Carlson was a fortuitous recruit, a seasoned accountant who’d built corporate tax departments and would be knowledgeable about the company’s new financial reporting requirements. In addition, Carlson had cofounded, operated, and helped build Lee Data Corporation into a $200 million, 1,400-employee publicly traded competitor to IBM before selling it in 1988. His next venture, in 1991, would be NetStar, Inc., a publicly traded maker of high-speed routers and computer networking equipment that was sold in 1996 for $300 million and is now a part of Lucent Technologies.
“Duane had a great reputation in the financial community in the Twin Cities,” Cameron says. “Just adding him to the board added instant credibility to the company.”
For his part, Carlson says he was impressed by ARCA’s ownership and business model, which had shifted from retail sales of used appliances to primarily working with utilities nationwide to take old, inefficient appliances out of service and dispose of them in an environmentally friendly way.

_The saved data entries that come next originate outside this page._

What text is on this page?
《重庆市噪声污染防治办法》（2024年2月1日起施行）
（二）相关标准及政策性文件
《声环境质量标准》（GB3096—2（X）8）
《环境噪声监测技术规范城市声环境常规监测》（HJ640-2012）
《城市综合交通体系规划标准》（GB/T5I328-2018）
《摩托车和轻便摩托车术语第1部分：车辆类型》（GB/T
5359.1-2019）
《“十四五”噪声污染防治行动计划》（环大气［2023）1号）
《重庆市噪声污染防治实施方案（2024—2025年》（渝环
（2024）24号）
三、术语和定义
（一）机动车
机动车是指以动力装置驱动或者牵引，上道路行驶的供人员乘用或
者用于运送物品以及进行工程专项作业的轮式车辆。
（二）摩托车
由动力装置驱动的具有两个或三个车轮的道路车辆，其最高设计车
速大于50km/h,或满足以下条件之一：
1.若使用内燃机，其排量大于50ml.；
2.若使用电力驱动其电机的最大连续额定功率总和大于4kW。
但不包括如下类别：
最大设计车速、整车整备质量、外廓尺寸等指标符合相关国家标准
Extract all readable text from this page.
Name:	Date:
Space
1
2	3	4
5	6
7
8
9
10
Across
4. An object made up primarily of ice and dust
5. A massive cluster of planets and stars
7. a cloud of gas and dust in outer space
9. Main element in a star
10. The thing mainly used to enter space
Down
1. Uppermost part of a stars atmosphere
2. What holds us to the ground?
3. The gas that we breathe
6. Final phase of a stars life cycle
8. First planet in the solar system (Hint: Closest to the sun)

“I felt it was something the world needed—to stop throwing all these old appliances into landfills,” Carlson says. The company, with $3.5 million in annual revenue when he joined the board, quickly grew. Soon, Cameron says, “we were doing about $20 million in revenue, and about $19 million was in the utility business, $1 million or so was in retail.”

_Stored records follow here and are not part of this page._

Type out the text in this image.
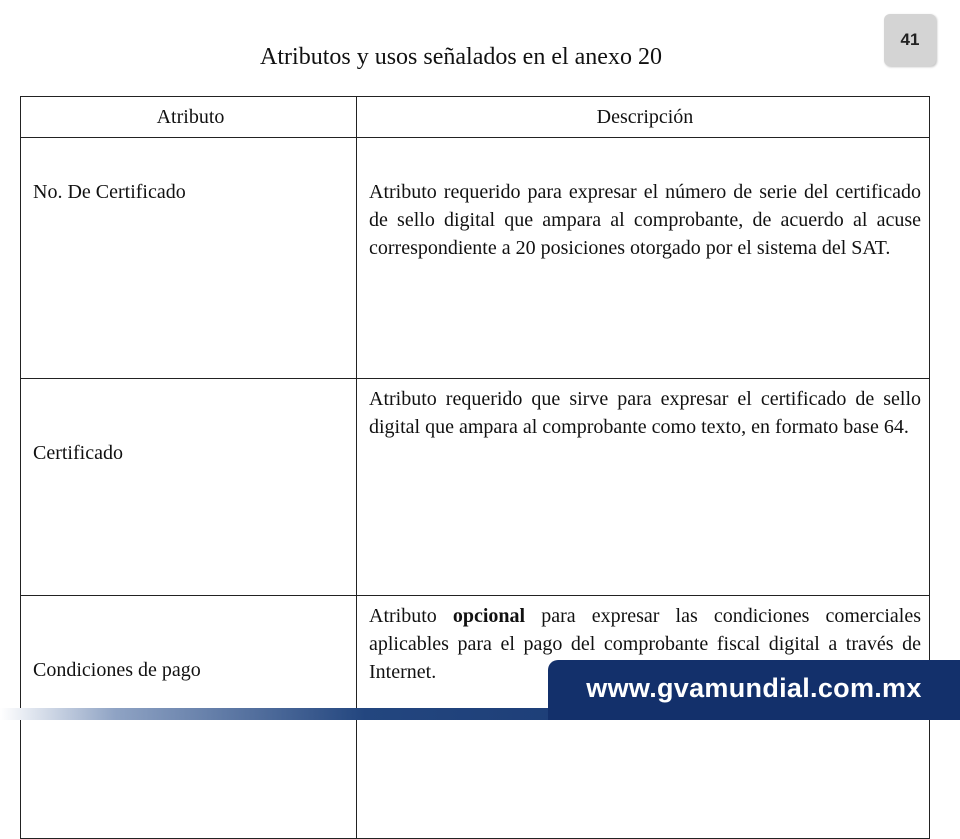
41
Atributos y usos señalados en el anexo 20
Atributo	Descripción
No. De Certificado	Atributo requerido para expresar el número de serie del certificado de sello digital que ampara al comprobante, de acuerdo al acuse correspondiente a 20 posiciones otorgado por el sistema del SAT.
Certificado	Atributo requerido que sirve para expresar el certificado de sello digital que ampara al comprobante como texto, en formato base 64.
Condiciones de pago	Atributo opcional para expresar las condiciones comerciales aplicables para el pago del comprobante fiscal digital a través de Internet.
www.gvamundial.com.mx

But with regulatory changes in the mid-1990s, most utility companies discontinued their appliance recycling programs. ARCA suddenly faced tremendous revenue losses and had to find a way to recover. And now it could tap Carlson’s experience with start-ups.

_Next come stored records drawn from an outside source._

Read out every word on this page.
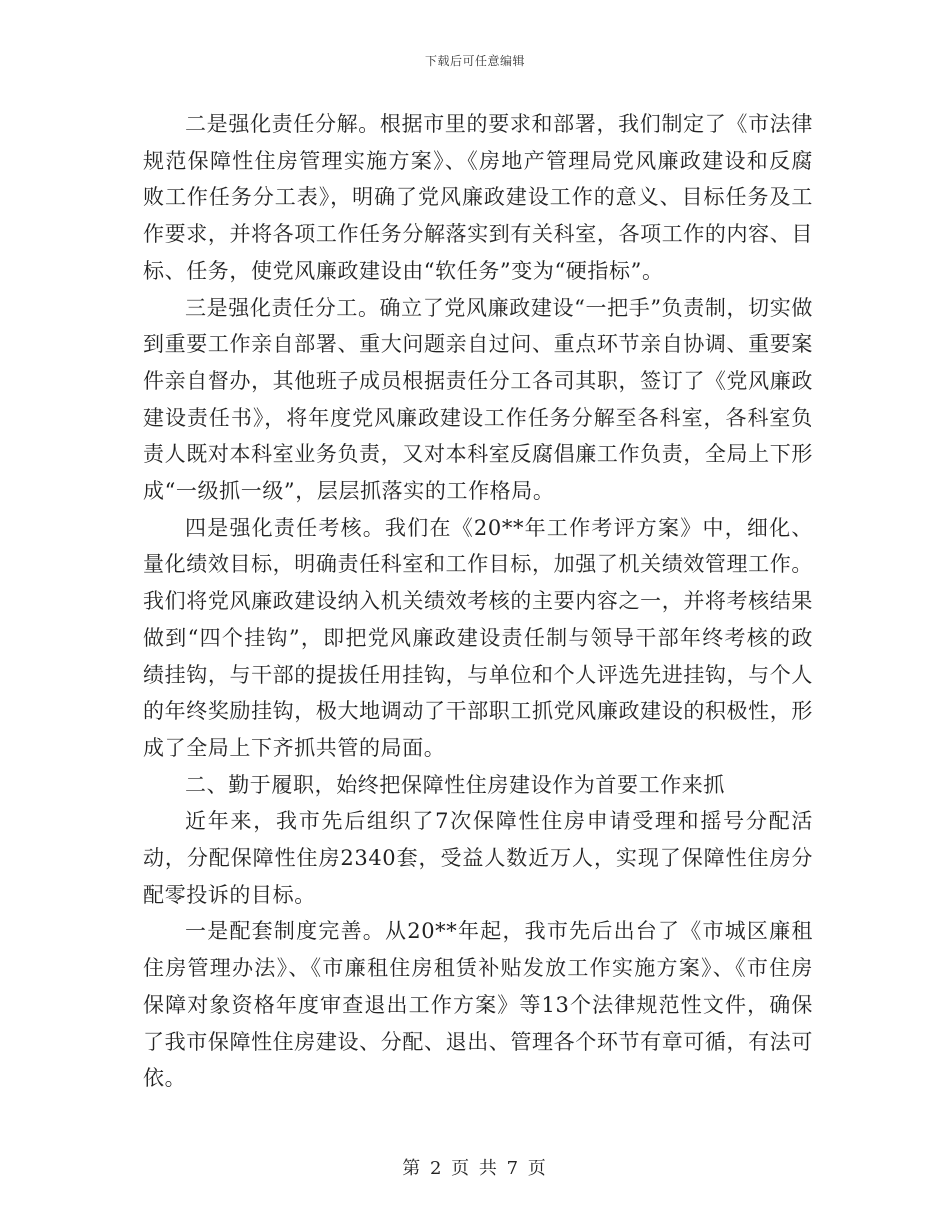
下载后可任意编辑

二是强化责任分解。根据市里的要求和部署，我们制定了《市法律规范保障性住房管理实施方案》、《房地产管理局党风廉政建设和反腐败工作任务分工表》，明确了党风廉政建设工作的意义、目标任务及工作要求，并将各项工作任务分解落实到有关科室，各项工作的内容、目标、任务，使党风廉政建设由“软任务”变为“硬指标”。

三是强化责任分工。确立了党风廉政建设“一把手”负责制，切实做到重要工作亲自部署、重大问题亲自过问、重点环节亲自协调、重要案件亲自督办，其他班子成员根据责任分工各司其职，签订了《党风廉政建设责任书》，将年度党风廉政建设工作任务分解至各科室，各科室负责人既对本科室业务负责，又对本科室反腐倡廉工作负责，全局上下形成“一级抓一级”，层层抓落实的工作格局。

四是强化责任考核。我们在《20**年工作考评方案》中，细化、量化绩效目标，明确责任科室和工作目标，加强了机关绩效管理工作。我们将党风廉政建设纳入机关绩效考核的主要内容之一，并将考核结果做到“四个挂钩”，即把党风廉政建设责任制与领导干部年终考核的政绩挂钩，与干部的提拔任用挂钩，与单位和个人评选先进挂钩，与个人的年终奖励挂钩，极大地调动了干部职工抓党风廉政建设的积极性，形成了全局上下齐抓共管的局面。

二、勤于履职，始终把保障性住房建设作为首要工作来抓

近年来，我市先后组织了7次保障性住房申请受理和摇号分配活动，分配保障性住房2340套，受益人数近万人，实现了保障性住房分配零投诉的目标。

一是配套制度完善。从20**年起，我市先后出台了《市城区廉租住房管理办法》、《市廉租住房租赁补贴发放工作实施方案》、《市住房保障对象资格年度审查退出工作方案》等13个法律规范性文件，确保了我市保障性住房建设、分配、退出、管理各个环节有章可循，有法可依。

第 2 页 共 7 页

ARCA decided to refuel its slow-running retail business by launching a new brand, ApplianceSmart Factory Outlets, in 1998. Rather than used appliances, it would sell manufacturers’ discontinued and distressed merchandise. Cameron says that ARCA leaned heavily on Carlson to launch the business, which now has 17 stores in Minnesota, Ohio, Georgia, and Texas. ARCA, with more than $100 million in annual revenues, draws about $72 million from ApplianceSmart.
Through all the changes, Cameron says that Carlson has consistently emphasized honesty toward shareholders. “We’ve been public since 1991, and we’ve never had an issue—not with the Securities and Exchange Commission, no lawsuits, no shareholder complaints . . . . The way you get in trouble is sticking your head in the sand. Duane simply doesn’t allow that to happen.”
Carlson, 73, has worked as an independent business consultant since 1997 and once served on a dozen boards concurrently. “You could say I’ve become a professional board member,” he chuckles. ARCA is his only public-company post.
“I’ve been very impressed with the way the management, particularly Jack Cameron, has operated and turned the company around,” Carlson says. “As long as I can be a part of that, I’ll be a part of it.”
It looks like Carlson’s guidance could be needed for another big transition. New federal programs for appliance recycling mean that that side of ARCA’s business is picking up again, Cameron says.
Duane Carlson is also a director for: Seven privately held companies, which he declines to name.